Language is language. To an LLM, English is as good as Java is as good as machine code to train on. I like to imagine if we suddenly uncovered a library of books left over from ancient aliens, we could train an LLM on it (as long as the symbols themselves are legible), and it would generate stories in the alien language that would sound correct to the aliens, even though the alien world and alien life are completely unknown and incomprehensible to us.
Comment on Why don't these code-writing AIs just output straight up machine code?
some_guy@lemmy.sdf.org 3 days ago
No one is training LLMs on machine code.
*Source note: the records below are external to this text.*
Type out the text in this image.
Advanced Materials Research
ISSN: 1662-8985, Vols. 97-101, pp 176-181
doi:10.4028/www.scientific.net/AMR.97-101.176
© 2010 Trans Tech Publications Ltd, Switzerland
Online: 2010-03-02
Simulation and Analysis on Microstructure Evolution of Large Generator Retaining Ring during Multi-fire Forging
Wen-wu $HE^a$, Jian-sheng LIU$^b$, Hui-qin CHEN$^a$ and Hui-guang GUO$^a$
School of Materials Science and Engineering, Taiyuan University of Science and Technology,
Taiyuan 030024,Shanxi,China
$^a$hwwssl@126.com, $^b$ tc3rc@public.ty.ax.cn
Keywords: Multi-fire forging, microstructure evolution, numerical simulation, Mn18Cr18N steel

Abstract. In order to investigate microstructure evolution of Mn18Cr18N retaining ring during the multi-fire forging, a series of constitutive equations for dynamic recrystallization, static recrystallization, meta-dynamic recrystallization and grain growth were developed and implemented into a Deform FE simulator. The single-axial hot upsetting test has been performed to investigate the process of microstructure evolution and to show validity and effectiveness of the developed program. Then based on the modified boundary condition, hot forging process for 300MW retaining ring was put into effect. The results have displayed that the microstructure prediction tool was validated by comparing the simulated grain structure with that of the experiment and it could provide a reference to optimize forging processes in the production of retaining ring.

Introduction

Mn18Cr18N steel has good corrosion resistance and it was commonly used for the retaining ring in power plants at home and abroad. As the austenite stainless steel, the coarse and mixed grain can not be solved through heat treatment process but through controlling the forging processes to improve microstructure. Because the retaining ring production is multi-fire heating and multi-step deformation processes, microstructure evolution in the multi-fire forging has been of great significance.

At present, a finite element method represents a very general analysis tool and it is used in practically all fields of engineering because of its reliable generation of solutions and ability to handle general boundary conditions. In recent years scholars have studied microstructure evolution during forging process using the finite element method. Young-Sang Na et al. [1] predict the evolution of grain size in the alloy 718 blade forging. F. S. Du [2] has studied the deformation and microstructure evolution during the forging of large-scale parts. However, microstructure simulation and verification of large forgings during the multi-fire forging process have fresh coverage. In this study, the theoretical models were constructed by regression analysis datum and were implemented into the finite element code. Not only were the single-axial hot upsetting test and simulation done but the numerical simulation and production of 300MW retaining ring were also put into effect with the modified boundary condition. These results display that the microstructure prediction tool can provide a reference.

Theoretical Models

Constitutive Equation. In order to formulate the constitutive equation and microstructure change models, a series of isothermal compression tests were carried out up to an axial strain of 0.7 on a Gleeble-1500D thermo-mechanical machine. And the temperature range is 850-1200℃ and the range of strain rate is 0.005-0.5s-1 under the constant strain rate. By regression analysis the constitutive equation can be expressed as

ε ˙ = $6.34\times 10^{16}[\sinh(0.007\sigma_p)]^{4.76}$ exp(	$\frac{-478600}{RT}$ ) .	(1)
This is sorta silly, really.
TauZero@mander.xyz 2 days ago
aubeynarf@lemmynsfw.com 2 days ago
not necessarily, just as interpreting assembly to understand intent is harder than interpreting “resultRows.map(r -> r.firstName)”, additional structure/grammar/semantics are footholds that allow the model to form patterns at a higher level of abstraction
TauZero@mander.xyz 2 days ago
Only because it’s English and the model is already trained on a large corpus of English text, so it has some idea of what a “table row” is for example. It could learn the concept from reading assembly code from scratch, it would just take longer. Hell, even Lego bricks can be trained on! avalovelace1.github.io/LegoGPT/
Our system tokenizes a LEGO design into a sequence of text tokens, ordered in a raster-scan manner from bottom to top. … At inference time, LegoGPT generates LEGO designs incrementally by predicting one brick at a time given a text prompt.
Knock_Knock_Lemmy_In@lemmy.world 2 days ago
Decompiling an executable into human readable code could be useful. But you would probably train on the opcodes, not the machine code.
naught101@lemmy.world 3 days ago
I think on top of this, the question has an incorrect implicit assumption - that LLMs understand what they produce (this would be necessary for them to produce code in languages other than what they’re trained on).
LLMs don’t product intelligent output. They produce plausible strings of symbols, based on what is common in a given context. That can look intelligent only in so far as the training dataset contains intelligently produced material.